Y sus aventuras son variadas e interesantes: incluyen conocer la mítica ciudad de El Dorado, matar a un jesuita, cenar con reyes destronados, tratar con mujeres que sobrevivieron al canibalismo, hacerse amigo de esclavos negros, ir a América, Francia, Venecia, Inglaterra, Constantinopla. Se trata, pues, de una novela de formación casi canónica, en la que el protagonista aprende a través del sufrimiento y se hace un hombre. Sólo la tremenda ironía de sus páginas hace que se aleje de lo convencional.
Las desgracias que los protagonistas deben sostener son tales que incluso Pangloss abandona su doctrina, y sólo la sostiene al final de la novela por no contradecir lo que siempre había defendido, pero sin creer verdaderamente en ella.

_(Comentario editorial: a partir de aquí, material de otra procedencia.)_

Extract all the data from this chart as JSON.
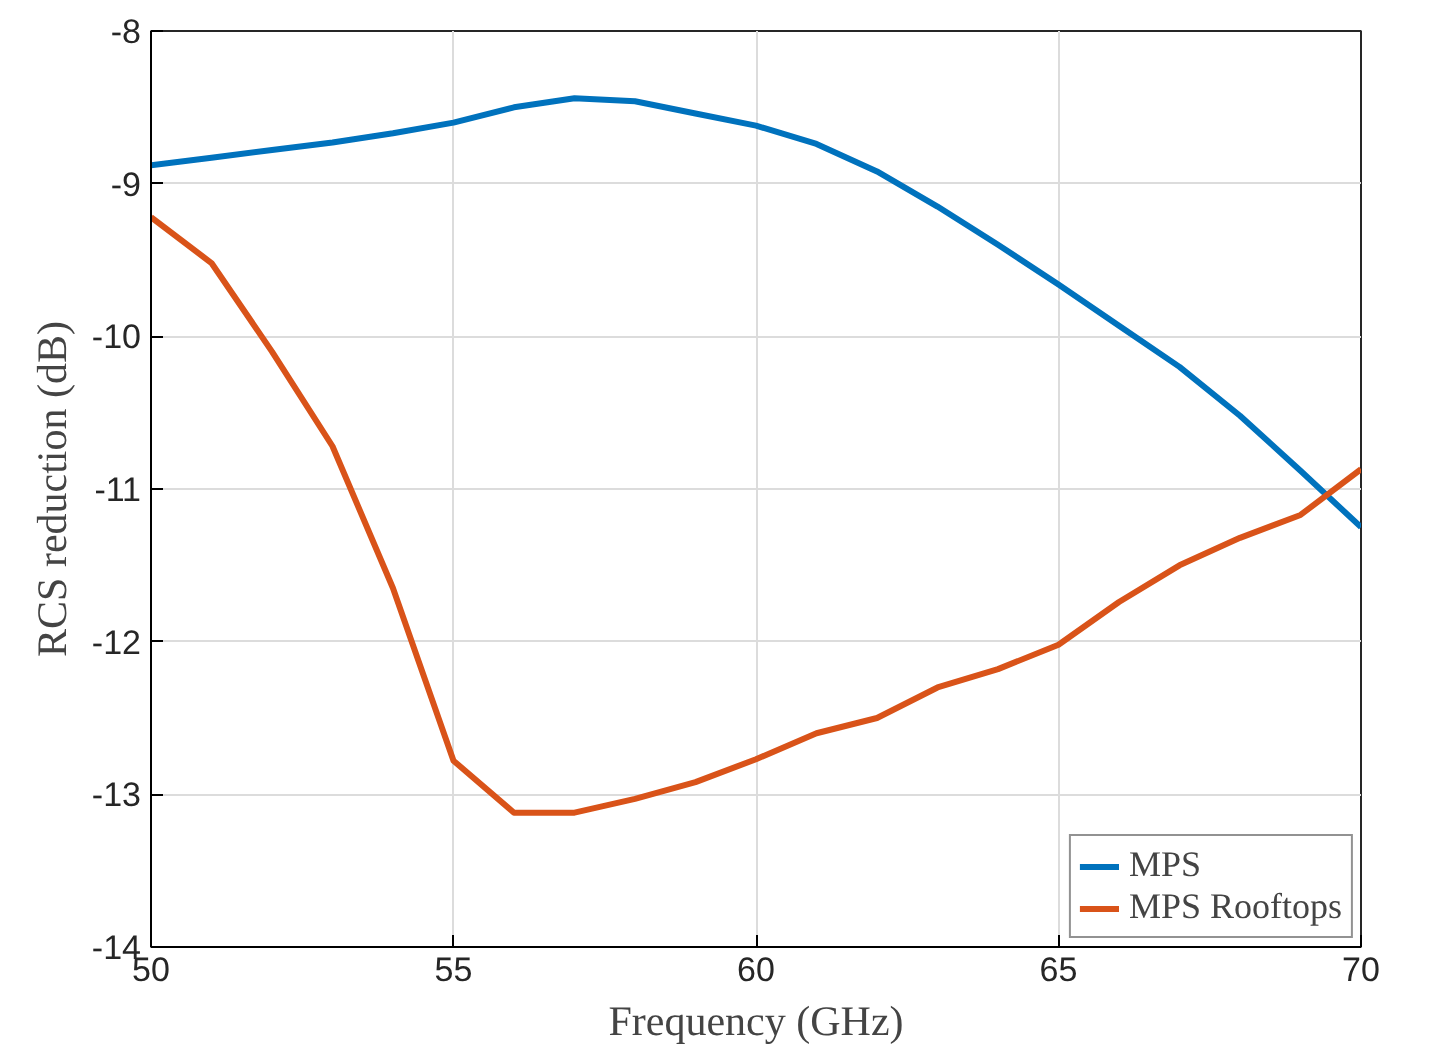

La moraleja del cuento, que se resume en la famosa expresión final “tenemos que cultivar nuestro huerto” tiene su miga. Los protagonistas se instalan en unas tierras de Constantinopla para cultivar la tierra y practicar otros oficios con los que ganarse la vida sin pretensiones. Parecería que Voltaire, que había compartido el optimismo propio de la Ilustración, época en la que existía una exagerada confianza en la capacidad del hombre de construir un mundo sin supersticiones, un mundo de progreso tecnológico y cultural que desterrara la ignorancia y la necesidad, rechazara con ella su anterior creencia. La frase “tenemos que cultivar nuestro huerto” es una afirmación implícita de la redención personal a través del trabajo, que es el instrumento más adecuado para alejar los males del “hastío, el vicio y la necesidad”. En boca del filósofo Martín, afirma igualmente Voltaire que trabajar sin razonar es “el único medio para hacer soportable la vida”. Hay pues una renuncia casi explícita a intentar mejorar el mundo, como consecuencia de dejar de creer que el mundo pueda ser mejorado. Incluso se afirma claramente la idea de que la vida no es buena, que es mala, pero que según y cómo se puede lograr que sea meramente soportable: a base de no pensar. Es un camino, pues, que va desde la mentira de un optimismo injustificado hasta una inconsciencia autoimpuesta. Pensar, como vivir, duele. Desengañarse produce sufrimiento, y es casi natural que quien ha visto sus ideas refutadas a sangre y fuego, prefiera renunciar a cualquier idea: así no será necesario volver a desengañarse.